What happened to ``First do no harm''?
  And so not knowing what else to do but knowing he was risking a whole 
lot by speaking out, he wrote to the study's authors, and I want to 
read a bit of what he wrote:

       I am utterly astounded by the fact that physicians allow 
     patients with a potentially fatal disease to remain untreated 
     when effective therapy is available. I assume you feel that 
     the information which is extracted from observation of this 
     untreated group is worth their sacrifice. If this is the 
     case, then I suggest the United States Public Health Service 
     and those physicians associated with it in this study need to 
     reevaluate their moral judgments in this regard.

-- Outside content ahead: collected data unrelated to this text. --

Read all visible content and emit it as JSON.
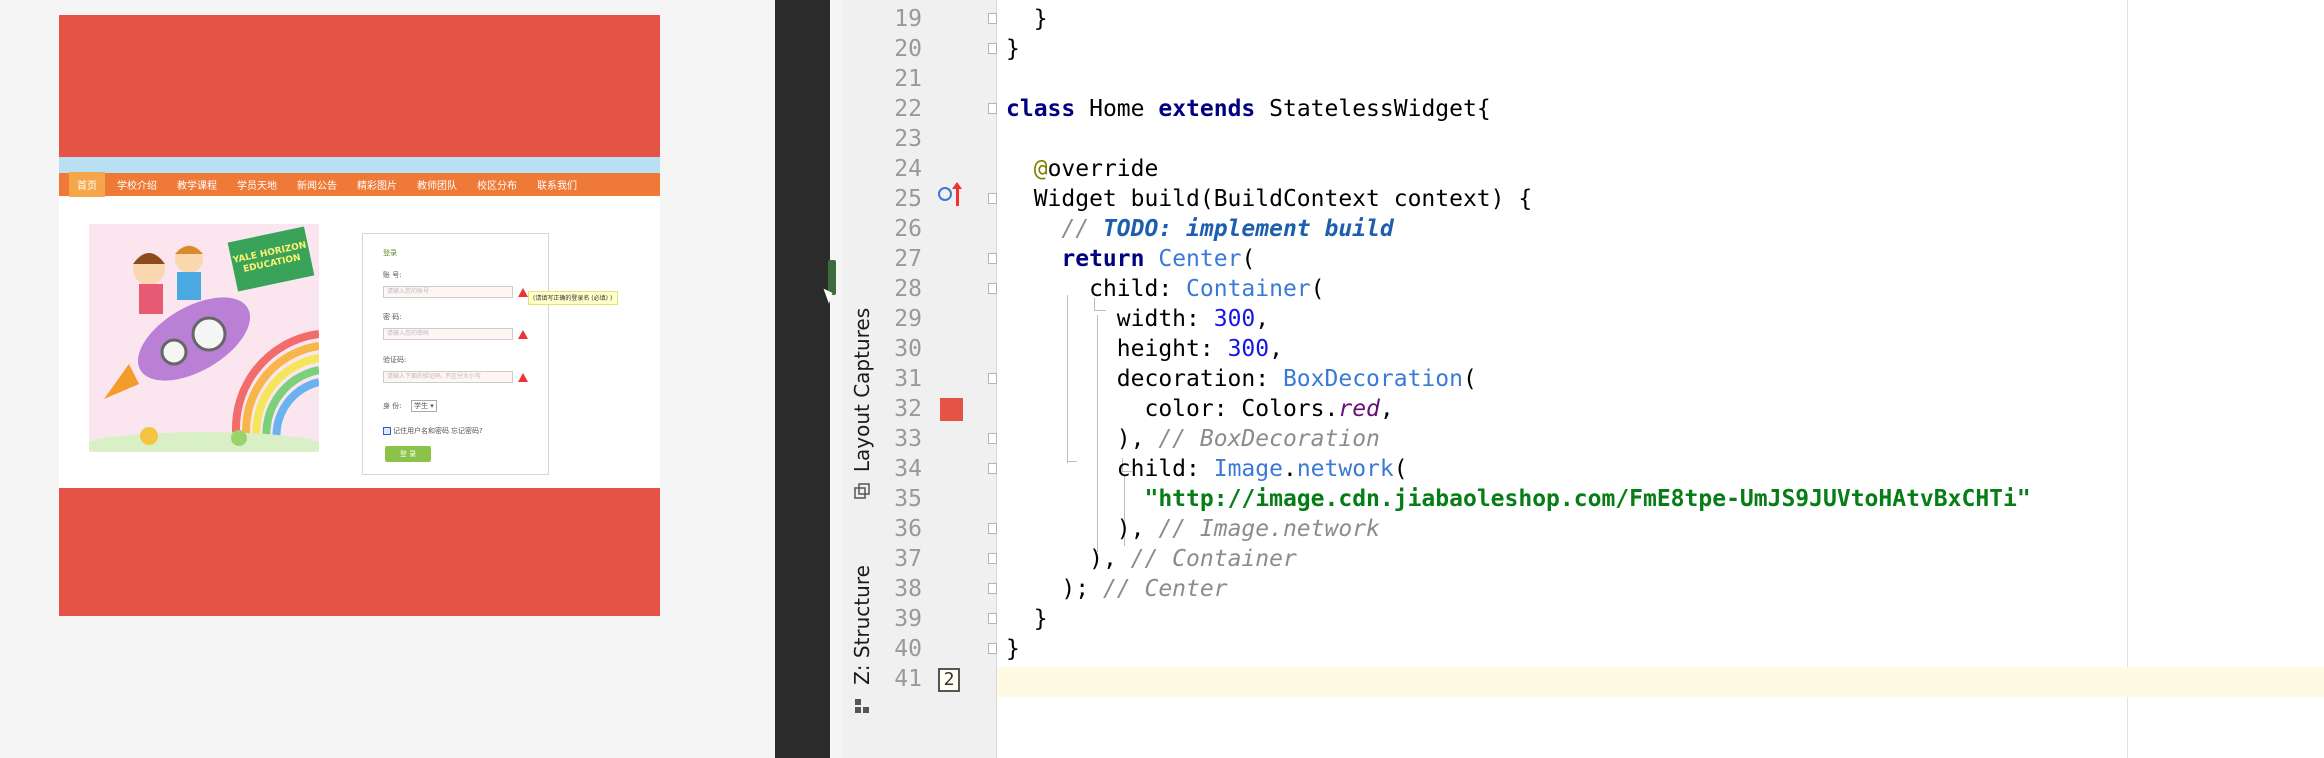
{
  "preview": {
    "container": {
      "width": "300",
      "height": "300",
      "color": "#e45345"
    },
    "image": {
      "nav_items": [
        "首页",
        "学校介绍",
        "教学课程",
        "学员天地",
        "新闻公告",
        "精彩图片",
        "教师团队",
        "校区分布",
        "联系我们"
      ],
      "badge_text": "YALE HORIZON EDUCATION",
      "login": {
        "title": "登录",
        "account_label": "账 号:",
        "account_placeholder": "请输入您的帐号",
        "password_label": "密 码:",
        "password_placeholder": "请输入您的密码",
        "captcha_label": "验证码:",
        "captcha_placeholder": "请输入下面的验证码, 不区分大小写",
        "identity_label": "身 份:",
        "identity_value": "学生 ▾",
        "tip": "(请填写正确的登录名 (必填) )",
        "remember_label": "记住用户名和密码",
        "forgot_label": "忘记密码?",
        "login_button": "登 录"
      }
    }
  },
  "toolwindows": {
    "layout_captures": "Layout Captures",
    "structure": "Z: Structure"
  },
  "editor": {
    "lines": [
      {
        "n": "19",
        "code": "    }"
      },
      {
        "n": "20",
        "code": "}"
      },
      {
        "n": "21",
        "code": ""
      },
      {
        "n": "22",
        "code": "class Home extends StatelessWidget{"
      },
      {
        "n": "23",
        "code": ""
      },
      {
        "n": "24",
        "code": "  @override"
      },
      {
        "n": "25",
        "code": "  Widget build(BuildContext context) {"
      },
      {
        "n": "26",
        "code": "    // TODO: implement build"
      },
      {
        "n": "27",
        "code": "    return Center("
      },
      {
        "n": "28",
        "code": "      child: Container("
      },
      {
        "n": "29",
        "code": "        width: 300,"
      },
      {
        "n": "30",
        "code": "        height: 300,"
      },
      {
        "n": "31",
        "code": "        decoration: BoxDecoration("
      },
      {
        "n": "32",
        "code": "          color: Colors.red,"
      },
      {
        "n": "33",
        "code": "        ), // BoxDecoration"
      },
      {
        "n": "34",
        "code": "        child: Image.network("
      },
      {
        "n": "35",
        "code": "          \"http://image.cdn.jiabaoleshop.com/FmE8tpe-UmJS9JUVtoHAtvBxCHTi\""
      },
      {
        "n": "36",
        "code": "        ), // Image.network"
      },
      {
        "n": "37",
        "code": "      ), // Container"
      },
      {
        "n": "38",
        "code": "    ); // Center"
      },
      {
        "n": "39",
        "code": "  }"
      },
      {
        "n": "40",
        "code": "}"
      },
      {
        "n": "41",
        "code": ""
      }
    ],
    "tokens": {
      "l19": "  }",
      "l20": "}",
      "l22_a": "class",
      "l22_b": " Home ",
      "l22_c": "extends",
      "l22_d": " StatelessWidget{",
      "l24_a": "@",
      "l24_b": "override",
      "l25": "  Widget build(BuildContext context) {",
      "l26_a": "// ",
      "l26_b": "TODO: implement build",
      "l27_a": "return",
      "l27_b": "Center",
      "l27_c": "(",
      "l28_a": "child: ",
      "l28_b": "Container",
      "l28_c": "(",
      "l29_a": "width: ",
      "l29_b": "300",
      "l29_c": ",",
      "l30_a": "height: ",
      "l30_b": "300",
      "l30_c": ",",
      "l31_a": "decoration: ",
      "l31_b": "BoxDecoration",
      "l31_c": "(",
      "l32_a": "color: Colors.",
      "l32_b": "red",
      "l32_c": ",",
      "l33_a": "), ",
      "l33_b": "// BoxDecoration",
      "l34_a": "child: ",
      "l34_b": "Image",
      "l34_c": ".",
      "l34_d": "network",
      "l34_e": "(",
      "l35": "\"http://image.cdn.jiabaoleshop.com/FmE8tpe-UmJS9JUVtoHAtvBxCHTi\"",
      "l36_a": "), ",
      "l36_b": "// Image.network",
      "l37_a": "), ",
      "l37_b": "// Container",
      "l38_a": "); ",
      "l38_b": "// Center",
      "l39": "  }",
      "l40": "}"
    },
    "gutter_badge": "2",
    "swatch_color": "#e45345"
  }
}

  The man who wrote that letter and was the first--and for a long time, 
the only--person to sound the alarm about the depravity of the Tuskegee 
experiment was my dad, Dr. Irv Schatz. It is one of the many reasons 
that he is my hero.
  But I never thought--I never thought--that 60 years later, I would be 
standing in the very body that passed legislation in response to that 
shameful period arguing against confirming someone who wants to 
replicate that experiment at scale.
  That is what RFK, Jr., wants to do. He wants to use Americans as lab 
rats in a national experiment, and if it means bringing back the 
measles or the mumps or rubella or polio, so be it. That is the cost of 
doing business, as he sees it.
  I understand my Republican colleagues are facing a lot of pressure 
from within. It is a new administration, and you want to give them 
deference; an Executive, generally speaking, gets to have their team. 
But this nomination is not actually like the others. Even if you don't 
want to take Mr. Kennedy's words so literally--maybe you think he is 
just wondering aloud--look at his actions. Look at what he has done. 
Time and time again, he has abandoned every physician's first 
principle: Do no harm.

       I shall do by my patients as I would be done by . . . and 
     shall minimize suffering whenever a cure cannot be obtained.

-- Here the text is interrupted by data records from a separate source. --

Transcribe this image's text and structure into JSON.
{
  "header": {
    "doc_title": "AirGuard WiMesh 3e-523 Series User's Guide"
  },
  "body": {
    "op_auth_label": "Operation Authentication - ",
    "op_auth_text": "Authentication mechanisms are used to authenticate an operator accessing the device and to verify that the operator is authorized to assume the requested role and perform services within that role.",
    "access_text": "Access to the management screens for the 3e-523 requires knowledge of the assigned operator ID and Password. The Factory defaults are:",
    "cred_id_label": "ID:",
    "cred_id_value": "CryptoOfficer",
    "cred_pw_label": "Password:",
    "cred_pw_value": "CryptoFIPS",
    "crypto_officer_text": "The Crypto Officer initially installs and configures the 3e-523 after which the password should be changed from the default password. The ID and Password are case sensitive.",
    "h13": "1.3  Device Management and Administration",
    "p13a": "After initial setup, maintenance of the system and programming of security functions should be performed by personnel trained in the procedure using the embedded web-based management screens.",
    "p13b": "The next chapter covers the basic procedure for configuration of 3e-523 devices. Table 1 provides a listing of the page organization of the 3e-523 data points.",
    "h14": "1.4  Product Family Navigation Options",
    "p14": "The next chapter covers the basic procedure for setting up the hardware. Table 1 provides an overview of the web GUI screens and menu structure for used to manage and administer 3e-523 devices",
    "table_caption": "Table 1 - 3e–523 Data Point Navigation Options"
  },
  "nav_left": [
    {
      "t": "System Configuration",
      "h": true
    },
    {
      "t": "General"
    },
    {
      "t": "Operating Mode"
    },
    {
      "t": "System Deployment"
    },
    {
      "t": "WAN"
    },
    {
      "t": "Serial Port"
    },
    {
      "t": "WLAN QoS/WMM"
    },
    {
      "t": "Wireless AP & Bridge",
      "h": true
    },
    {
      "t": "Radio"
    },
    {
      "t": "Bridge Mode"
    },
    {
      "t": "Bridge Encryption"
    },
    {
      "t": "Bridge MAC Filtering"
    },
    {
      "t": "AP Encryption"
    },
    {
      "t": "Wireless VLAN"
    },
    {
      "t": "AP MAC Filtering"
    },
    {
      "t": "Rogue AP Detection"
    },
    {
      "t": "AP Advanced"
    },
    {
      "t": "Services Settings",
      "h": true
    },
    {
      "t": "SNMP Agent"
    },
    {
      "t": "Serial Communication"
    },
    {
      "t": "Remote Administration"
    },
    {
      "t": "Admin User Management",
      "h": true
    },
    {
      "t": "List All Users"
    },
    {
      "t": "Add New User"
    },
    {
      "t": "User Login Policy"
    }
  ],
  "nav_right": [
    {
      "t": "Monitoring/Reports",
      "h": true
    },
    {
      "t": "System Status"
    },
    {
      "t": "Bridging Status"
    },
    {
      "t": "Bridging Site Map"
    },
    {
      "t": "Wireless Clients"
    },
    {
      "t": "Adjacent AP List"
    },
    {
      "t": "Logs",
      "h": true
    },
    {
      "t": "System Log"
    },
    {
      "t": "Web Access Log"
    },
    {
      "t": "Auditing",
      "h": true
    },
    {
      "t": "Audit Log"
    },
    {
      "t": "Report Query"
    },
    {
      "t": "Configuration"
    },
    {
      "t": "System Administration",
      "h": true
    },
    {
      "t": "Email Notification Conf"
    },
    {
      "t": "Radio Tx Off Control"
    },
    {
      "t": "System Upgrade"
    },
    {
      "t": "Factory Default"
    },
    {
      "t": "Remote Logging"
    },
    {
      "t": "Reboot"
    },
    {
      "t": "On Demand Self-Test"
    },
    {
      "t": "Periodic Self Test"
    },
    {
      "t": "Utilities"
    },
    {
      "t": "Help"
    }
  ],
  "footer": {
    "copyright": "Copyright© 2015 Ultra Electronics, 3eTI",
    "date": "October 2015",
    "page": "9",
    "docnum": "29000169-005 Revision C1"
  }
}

  That is the part of the oath that every medical student takes at 
graduation before they can practice. Yet the person nominated to lead 
the country's entire health system has consistently done the exact 
opposite. He has caused disease. He has caused pain. He has caused 
death.
  And so the vote we are going to be taking on this nominee is much 
more than your party or mine. It is life or death. And I promise you, 
if this person is confirmed, it will not age well--not in a Republican 
primary, not in a Democratic primary, not in your family, not in your 
community. Nowhere will an RFK ``aye'' vote age well. This person is 
going to cause disease across the United States.
  I urge a ``no'' vote.
  I suggest the absence of a quorum.
  The PRESIDING OFFICER. The clerk will call the roll.
  The legislative clerk proceeded to call the roll.
  Mr. CORNYN. Mr. President, I ask unanimous consent that the order for 
the quorum call be rescinded.
  The PRESIDING OFFICER. Without objection, it is so ordered.